Drug abuse is currently punishable by up to 15 days of administrative arrest or a fine ranging from 4,000 rubles to 5,000 rubles ($140 to $170).
The bill states that drug users will be subject to prison time only if they are caught in violation more than once within a year. It also proposes up to two years of compulsory work as an alternative to a prison term.
The date the bill will be submitted to the State Duma hasn't been set.
Sarang wasted no time in expressing her reservations to the bill.
"As it is, drug abuse is de facto criminalized in our country. A person in possession of drugs is usually jailed," she told The Moscow Times. "If this is introduced de jure, poof goes prevention work."
Although under current law, simple possession is most often punished by jail time, there are alternatives, including a fine and compulsory work.

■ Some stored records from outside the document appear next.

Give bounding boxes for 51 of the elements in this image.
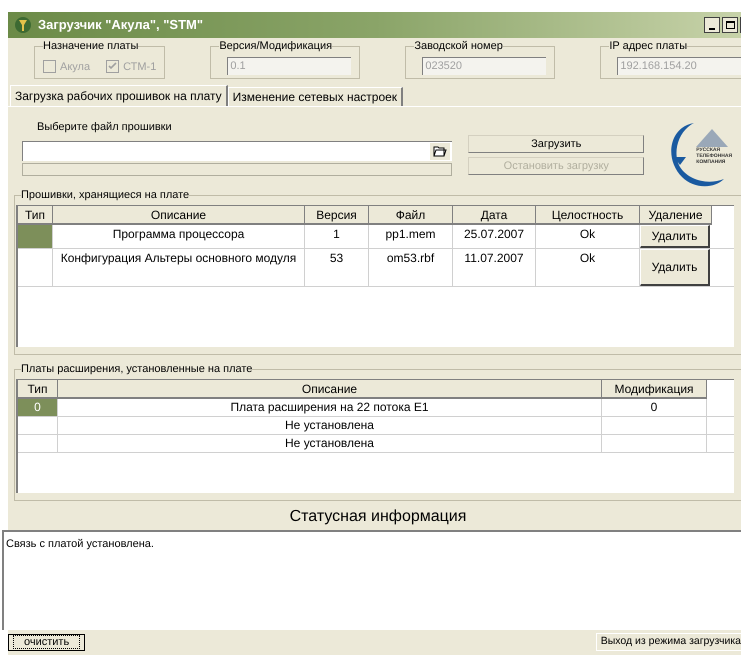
group-label: IP адрес платы [609, 39, 688, 53]
clear-button[interactable]: очистить [8, 634, 86, 650]
table-cell: 25.07.2007 [453, 225, 536, 248]
exit-loader-button[interactable]: Выход из режима загрузчика [596, 633, 741, 651]
delete-button[interactable]: Удалить [640, 225, 710, 248]
delete-button[interactable]: Удалить [640, 249, 710, 286]
table-cell: 11.07.2007 [453, 249, 536, 286]
tab[interactable]: Изменение сетевых настроек [228, 87, 404, 106]
section-heading: Статусная информация [290, 507, 466, 527]
folder-icon [433, 145, 448, 157]
column-header: Удаление [640, 206, 712, 225]
app-icon [14, 16, 32, 34]
column-header: Описание [58, 380, 602, 399]
table-cell: Плата расширения на 22 потока E1 [58, 399, 602, 416]
table-cell: Программа процессора [53, 225, 305, 248]
column-header: Тип [18, 206, 53, 225]
upload-button[interactable]: Загрузить [468, 135, 644, 153]
group-label: Платы расширения, установленные на плате [21, 362, 252, 376]
column-header: Целостность [536, 206, 640, 225]
group-label: Прошивки, хранящиеся на плате [21, 188, 190, 202]
column-header: Версия [305, 206, 369, 225]
column-header: Тип [18, 380, 58, 399]
window-title: Загрузчик "Акула", "STM" [38, 16, 204, 34]
table-cell: om53.rbf [369, 249, 453, 286]
column-header: Файл [369, 206, 453, 225]
log-line: Связь с платой установлена. [6, 537, 155, 552]
check-icon [108, 62, 118, 72]
type-cell[interactable]: 0 [18, 399, 58, 416]
checkbox[interactable] [106, 60, 120, 74]
table-cell: 1 [305, 225, 369, 248]
table-cell: Не установлена [58, 435, 602, 452]
column-header: Дата [453, 206, 536, 225]
browse-button[interactable] [430, 142, 450, 160]
checkbox-label: СТМ-1 [123, 60, 156, 74]
column-header: Описание [53, 206, 305, 225]
maximize-button[interactable] [722, 17, 738, 33]
table-cell: pp1.mem [369, 225, 453, 248]
type-cell[interactable] [18, 225, 53, 248]
group-label: Заводской номер [414, 39, 503, 53]
column-header: Модификация [602, 380, 707, 399]
table-cell: 53 [305, 249, 369, 286]
table-cell: 0 [602, 399, 707, 416]
table-cell: Не установлена [58, 417, 602, 434]
group-label: Версия/Модификация [219, 39, 332, 53]
checkbox[interactable] [43, 60, 56, 74]
minimize-button[interactable] [704, 17, 720, 33]
tab[interactable]: Загрузка рабочих прошивок на плату [10, 85, 228, 106]
field-label: Выберите файл прошивки [37, 120, 173, 135]
file-path-field[interactable] [22, 140, 452, 160]
checkbox-label: Акула [60, 60, 90, 74]
table-cell: Конфигурация Альтеры основного модуля [53, 249, 305, 286]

Sarang suggested that authorities focus on rehabilitating drug users instead, and she cited Portugal as a model.
Drug abuse and possession have been decriminalized there, producing "a very positive effect on health care," Sarang said.
The new bill is apparently part of the strategy of state anti-drug policy stretching to 2020. The policy was adopted in 2010.
Another move aimed at furthering that effort came March 5, when President Dmitry Medvedev signed a law making a life sentence the maximum prison term for illegal production, possession and sale of drugs.
Some opposition activists, including Novosibirsk artist Artyom Loskutov and Taisia Osipova, the wife of an opposition activist in Smolensk, have accused authorities of planting drugs on them.